Warum hat Bioland strengere Vorgaben und verbietet oder beschränkt bestimmte Medikamente?

Die Bioland-Richtlinien zur Anwendung von Tierarzneimitteln gehen über die Anforderungen der EU-Öko-Verordnung hinaus. Die Bioland-Richtlinien schränken bereits seit 1994 anhand einer Negativliste die Anzahl der anwendbaren Wirkstoffe und Arzneimittelgruppen bei Tierarzneimitteln ein, um Nebenwirkungen auf Tiere, Umwelt, Verbraucher und Anwender zu minimieren. Die Liste wird fortlaufend überarbeitet und dem neuesten Kenntnis- und Zulassungsstand angepasst. Dabei werden solche Arzneimittel und Wirkstoffe eingeschränkt oder verboten, deren Anwendung besondere Risiken bergen:

  • für die Verbraucher (als Rückstand im Lebensmittel),
  • für die Umwelt (als Rückstand in den Ausscheidungen der Tiere),
  • für das Tier (als unerwünschte Nebenwirkung)
  • oder für den Anwender (als direkt gesundheitsschädlich bspw. beim Einatmen).
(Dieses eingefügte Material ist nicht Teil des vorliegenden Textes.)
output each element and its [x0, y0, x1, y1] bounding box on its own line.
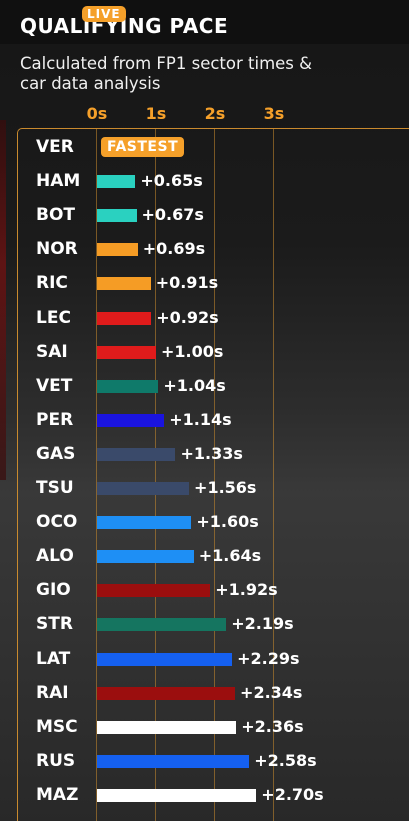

Grundsätzlich darf dabei jedoch kein Therapienotstand entstehen. Das heißt es sind nur solche Mittel verboten, für die es eine weniger gefährliche Alternative gibt. Andernfalls müsste erkrankten Tieren eine Behandlung vorenthalten werden, wodurch tierschutzwidriges, unnötiges Leiden erzeugt würde.

Auch bestimmte in Deutschland für Tiere zugelassene Antibiotika (wie bspw. Fluorchinolone = Gyrasehemmer) sind bei Bioland seit über 20 Jahren verboten, da sie als Reserveantibiotika in der Humanmedizin gelten. Dadurch wird der Resistenzentwicklung bei Bakterien entgegen gewirkt. Damit hat Bioland die schon vor Jahrzehnten erkennbare Problematik der zunehmenden Resistenzen erkannt und gehandelt, lange bevor dieses Thema in der gesellschaftlichen Debatte angekommen war.

"Mit den sehr differenzierten Regelungen zum Arzneimitteleinsatz mit Einschränkungen und Verboten für bedenkliche Wirkstoffe und Arzneimittelgruppen ist Bioland seit über 20 Jahren der Zeit voraus. Alles was in dem Bereich heute vom Gesetzgeber diskutiert wird, hat Bioland bereits seit Jahren in weiten Teilen umgesetzt. Die Herangehensweise von Bioland an das Thema Arzneimitteleinsatz zeugt von hoher spezieller Sachkenntnis und einem verantwortungsvollem Umgang mit Mensch, Tier und Umwelt.", so Dr. vet. med. Matthias Link, praktischer Tierarzt.

Seit Bestehen der Bioland-Richtlinien wurde die Negativliste für Tierarzneimittel um knapp ein Drittel der ursprünglich genannten Wirkstoffe verkürzt. Die Nennung dieser Wirkstoffe wurde unnötig, weil sie im Laufe der Zeit auch für die konventionelle Tierhaltung verboten wurden. Der Ansatz erhöhten Verbraucherschutzes in den Bioland-Richtlinien wird dadurch bestätigt.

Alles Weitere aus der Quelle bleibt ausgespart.